Florida's homeless population was already under pressure from newly passed legislation in the statehouse.

Last March, Republican Gov. Ron DeSantis signed off on a controversial law that bars local governments from allowing homeless people to sleep in parks, on sidewalks, and other public spaces without designating those areas as homeless camps. The law, set to take effect in October, requires a majority vote from a city or county's governing body to designate a camp, along with safety and sanitation measures, with the costs to be borne by local government.

"Florida will not allow homeless encampments to intrude on its citizens or undermine their quality of life like we see in states like New York and California," the governor declared.

Critics of the legislation have condemned it as an effort to round up homeless people and conceal them from public view.

Jarvis tells New Times that "judges cannot solve this problem."

"You cannot litigate the problem of homelessness or solve it through litigation. You can only solve the problem of homelessness if, as a politician, you're willing to spend the money to solve it," he says.

Post-Pottinger

The old precedent for dealing with homeless arrests in many jurisdictions in Florida was modeled after the Pottinger agreement, a landmark settlement between the City of Miami and unhoused plaintiffs who said they had been incessantly harassed and detained by Miami police in 1980s.

The settlement required Miami police to offer shelter space to homeless people before arresting them for life-sustaining activities such as sleeping in public places. A Florida judge terminated the protections in 2019.

Taseff says the Pottinger settlement would likely never have been possible if the Supreme Court precedent now in effect were around back in the 1980s

While working as a public defender in Miami in that era, Taseff recalls, Miami cops would round up homeless people and pack them into jails ahead of big sporting events and tourist conferences.

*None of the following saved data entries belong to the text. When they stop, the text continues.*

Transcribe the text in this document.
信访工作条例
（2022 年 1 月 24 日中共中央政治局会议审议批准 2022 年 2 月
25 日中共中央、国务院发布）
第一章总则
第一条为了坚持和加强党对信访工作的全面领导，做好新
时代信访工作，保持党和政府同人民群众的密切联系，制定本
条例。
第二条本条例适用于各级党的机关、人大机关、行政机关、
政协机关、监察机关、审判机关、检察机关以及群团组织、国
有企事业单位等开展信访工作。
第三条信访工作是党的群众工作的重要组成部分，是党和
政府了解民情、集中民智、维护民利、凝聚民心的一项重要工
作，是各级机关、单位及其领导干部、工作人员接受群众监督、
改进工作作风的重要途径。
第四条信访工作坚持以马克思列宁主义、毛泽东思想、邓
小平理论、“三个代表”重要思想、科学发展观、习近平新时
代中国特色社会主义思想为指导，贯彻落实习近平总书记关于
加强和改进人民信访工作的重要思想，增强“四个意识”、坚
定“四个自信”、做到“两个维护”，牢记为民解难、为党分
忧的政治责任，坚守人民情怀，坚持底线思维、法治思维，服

"You'd have scores of people who were homeless and poor being charged and run through the court system, only to be let out the same day. It was done solely for the purpose of improving the appearance of downtown to lead people to believe that Miami is a bright and beautiful place," Taseff says. "It was hiding this cruel reality that we live in a system where there are people who are poor, and through no choice of their own, are forced to live on the streets."

Homeless encampment sweeps that were initiated after the Pottinger settlement was terminated generated protracted lawsuits in which unhoused residents claimed their constitutional rights were violated. Several claimed their belongings, including memorabilia, ID, and medication, were collected and tossed out during the City of Miami sweeps.

After an appeals court upheld termination of the Pottinger protections, the City of Miami passed an October 2021 ordinance that banned homeless camps and outlined a procedure for arresting homeless residents who refuse to leave them.